Mais concretamente, pelo seu desempenho funcional na instrução em processo de
inquérito-crime, objecto da exposição dirigida ao Conselho Superior da
Magistratura, nos autos a fls. 33/37, onde o participante e ora recorrente, que
patrocinava arguida ali constituída, descortina matéria susceptível de
procedimento disciplinar, ao arrepio do entendimento da deliberação recorrida,
que concluiu pela existência tão-só de decisões jurisdicionais, impugnáveis pela
via recursiva.
2 – Na matéria em causa, que na óptica do recorrente reveste natureza
disciplinar e eventualmente pode contender com o mérito profissional da visada,
releva a exclusividade da competência do Conselho Superior da Magistratura,
atenta a qualidade de magistrada judicial da denunciada (cfr. artigo 149.º,
alínea a), da Lei n.º 21/85, de 30 de Julho).
Ao que acresce, por outro lado, ponderar o disposto no artigo 164.º, n.º 1, da
mesma Lei, em conformidade com o princípio geral que emana do artigo 55.º, n.º
1, alínea a), do C.P.T.A. (e já antes dos artigos 821.º, n.º 1, do Código
Administrativo, e 46.º, n.º 1, do Regulamento do S.T.A.), quando atribui
legitimidade activa para a impugnação de actos administrativos aos titulares de
um “interesse directo, pessoal e legítimo na anulação da deliberação ou
decisão”.
3 – O mesmo é dizer que o interesse que fundamenta a legitimidade activa em
contencioso é pessoal e directo e, como tal, tem que incidir de forma imediata
sobre a esfera dos direitos ou interesses legalmente protegidos do recorrente.
O hipotético interesse mediato, indirecto ou reflexo do exponente e ora
recorrente carece de virtualidade para legitimar a sua pretensão de contrariar a
decisão de ente público exclusivamente competente para o efeito, quanto este
determinou o arquivamento do processo administrativo instaurado, porque nele
apenas viu matéria de natureza jurisdicional e não, necessariamente, de cariz
disciplinar.
4 – Assim sendo, pertinente a conclusão de que não sendo o recorrente, nas
sobreditas circunstâncias, o titular dos interesses protegidos, em derradeira
análise, pelo direito disciplinar, também não é directa e imediatamente afectado
pela deliberação recorrida, o que, de harmonia com o disposto no citado artigo
164.º, n.º 1, da Lei n.º 21/85, lhe retira legitimidade para interpor o presente
recurso.
5 – Encurtando razões, dir-se-á, por último, que é sob este entendimento que se
tem movimentado a orientação jurisprudencial da secção do contencioso deste
Supremo Tribunal, como são disso exemplo os acórdãos de 16 de Abril de 1991, 23
de Abril de 1998, 21 de Novembro de 2000, 8 de Março de 2001, 23 de Outubro de
2003 e 21 de Setembro de 2004, proferidos, respectivamente, nos processos n.ºs
80864-1.ª Sec., 1390/97-3.ª Sec., 2964/00-7.ª Sec., 3699/00-4.ª Sec.,
1635/03-2.ª Sec. e 1802/04-4.ª Sec..
6 – Posto que, somos de parecer que o presente recurso deverá ser objecto de
rejeição por ilegitimidade activa do recorrente.»

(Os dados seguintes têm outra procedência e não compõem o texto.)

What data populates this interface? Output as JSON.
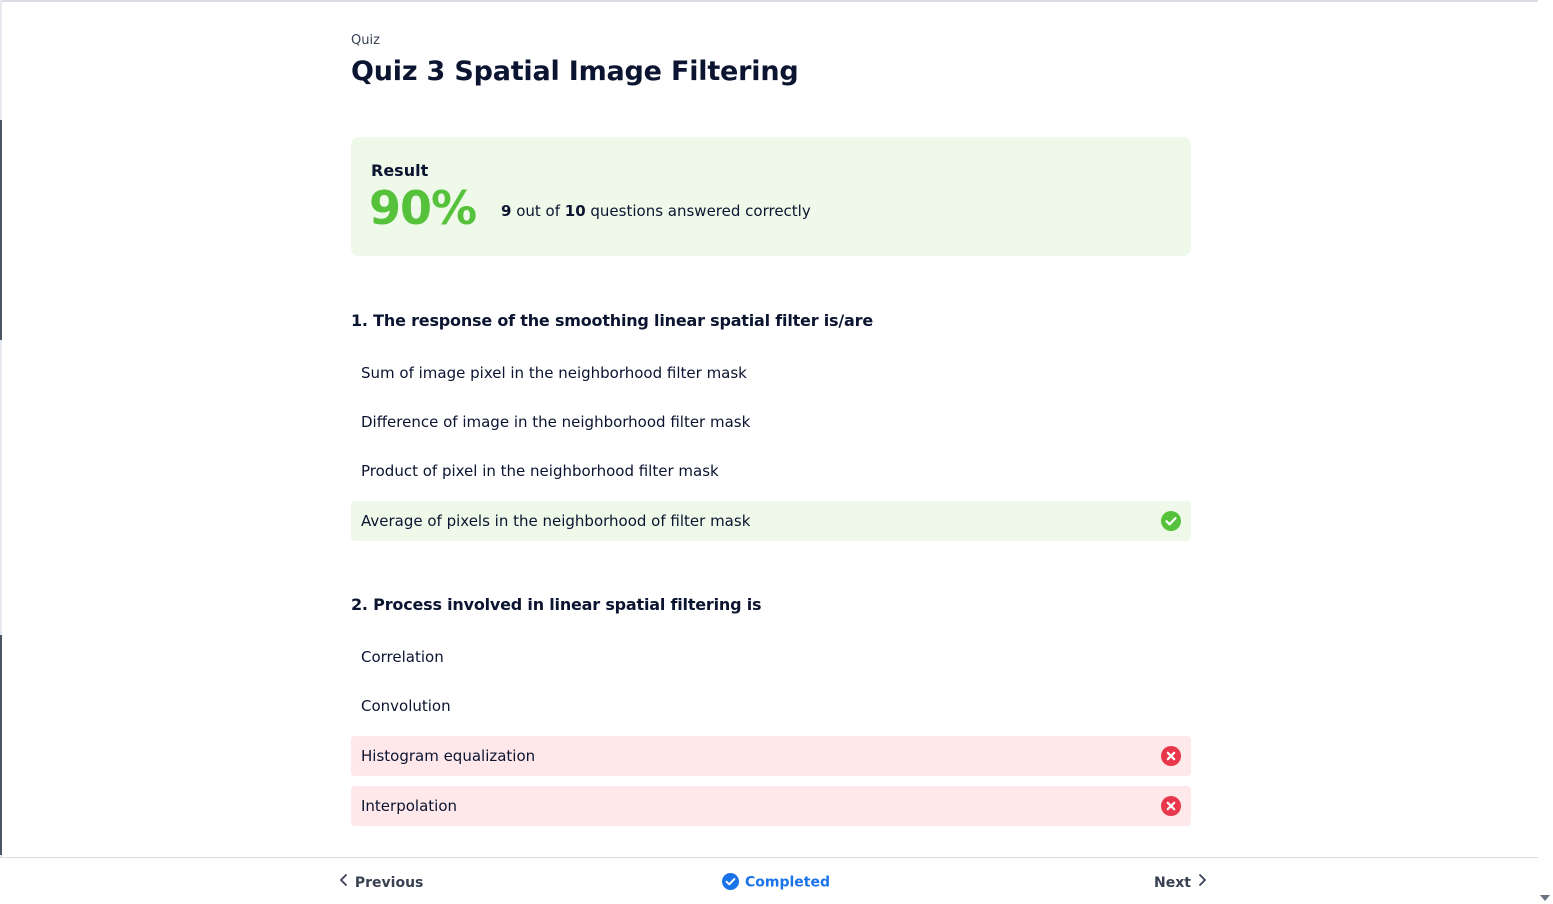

O recurso veio a ser rejeitado por acórdão de 19 de Janeiro de 2006 do Supremo
Tribunal de Justiça, por ilegitimidade do recorrente. Tal decisão tem o seguinte
teor:
«(…)
É dessa deliberação [de 20 de Setembro de 2005] que vem interposto, ao abrigo do
art.º 168.º, n.º 1, e ss., do EMJ, o presente recurso contencioso de anulação.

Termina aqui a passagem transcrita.